Phibro Animal Health Corp. is defending the safety of its swine drug Mecadox (carbadox) after the U.S. Food and Drug Administration moved to rescind approval of the antimicrobial because of the potential risk to people who eat carbadox-treated pigs.
Approved in the 1970s, Mecadox is indicated for the control of salmonella and swine dysentery and for weight gain and feed efficiency. The Mecadox label requires pigs to be off the drug for at least 42 days before slaughter.
The FDA Center for Veterinary Medicine on Friday announced that a safety re-examination found the medication may leave trace amounts of a carcinogenic residue.
“A preliminary risk characterization … indicated there could be potential risk to human health from ingesting pork, especially pork liver, derived from carbadox-treated pigs,” the agency stated.
Phibro, based in Teaneck, N.J., noted that FDA’s action does not prohibit the sale or use of Mecadox.

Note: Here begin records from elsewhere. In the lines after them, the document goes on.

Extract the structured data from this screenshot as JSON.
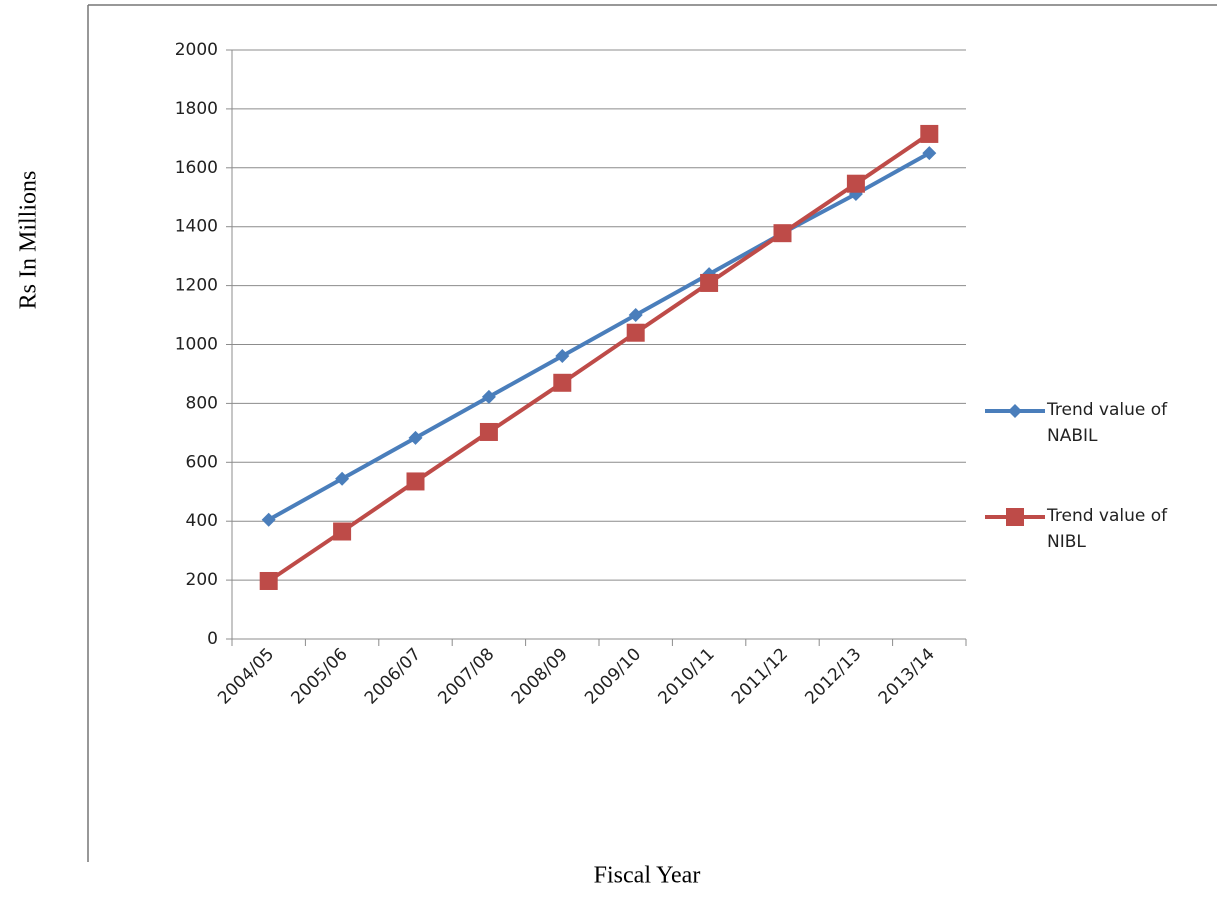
{
  "chart_data": {
    "type": "line",
    "y_label": "Rs In Millions",
    "x_label": "Fiscal Year",
    "categories": [
      "2004/05",
      "2005/06",
      "2006/07",
      "2007/08",
      "2008/09",
      "2009/10",
      "2010/11",
      "2011/12",
      "2012/13",
      "2013/14"
    ],
    "series": [
      {
        "name": "Trend value of NABIL",
        "color": "#4a7ebb",
        "marker": "diamond",
        "values": [
          405,
          544,
          683,
          822,
          961,
          1100,
          1239,
          1378,
          1511,
          1650
        ]
      },
      {
        "name": "Trend value of NIBL",
        "color": "#be4b48",
        "marker": "square",
        "values": [
          197,
          365,
          535,
          703,
          870,
          1040,
          1209,
          1378,
          1546,
          1715
        ]
      }
    ],
    "ylim": [
      0,
      2000
    ],
    "yticks": [
      0,
      200,
      400,
      600,
      800,
      1000,
      1200,
      1400,
      1600,
      1800,
      2000
    ],
    "grid": true
  }
}
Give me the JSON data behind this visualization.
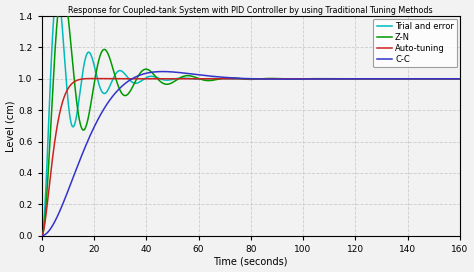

The company criticized the agency’s action as hasty given that Phibro is close to completing further studies of carbadox.
“Our studies are due to be completed in the next 90 days, and we expect that the remaining evidence will support the continued safe use of Mecadox,” Phibro stated.
“We are disappointed that the FDA would take this action when definitive studies are so close to being completed.”
Given 30 days to request a formal hearing, the company stated that it would do so and that it intends to “refute the allegations.”
Consumers do not need to change their pork eating habits, according to FDA.
“Potential cancer risks are based on an assumed lifetime of consuming pork liver or other pork products containing carbadox residues, and short-term changes in diet are unlikely to affect a person’s lifetime risk,” the agency reported.
Pork liver is used in liverwurst, hot dogs, lunch meat and some sausages, FDA noted.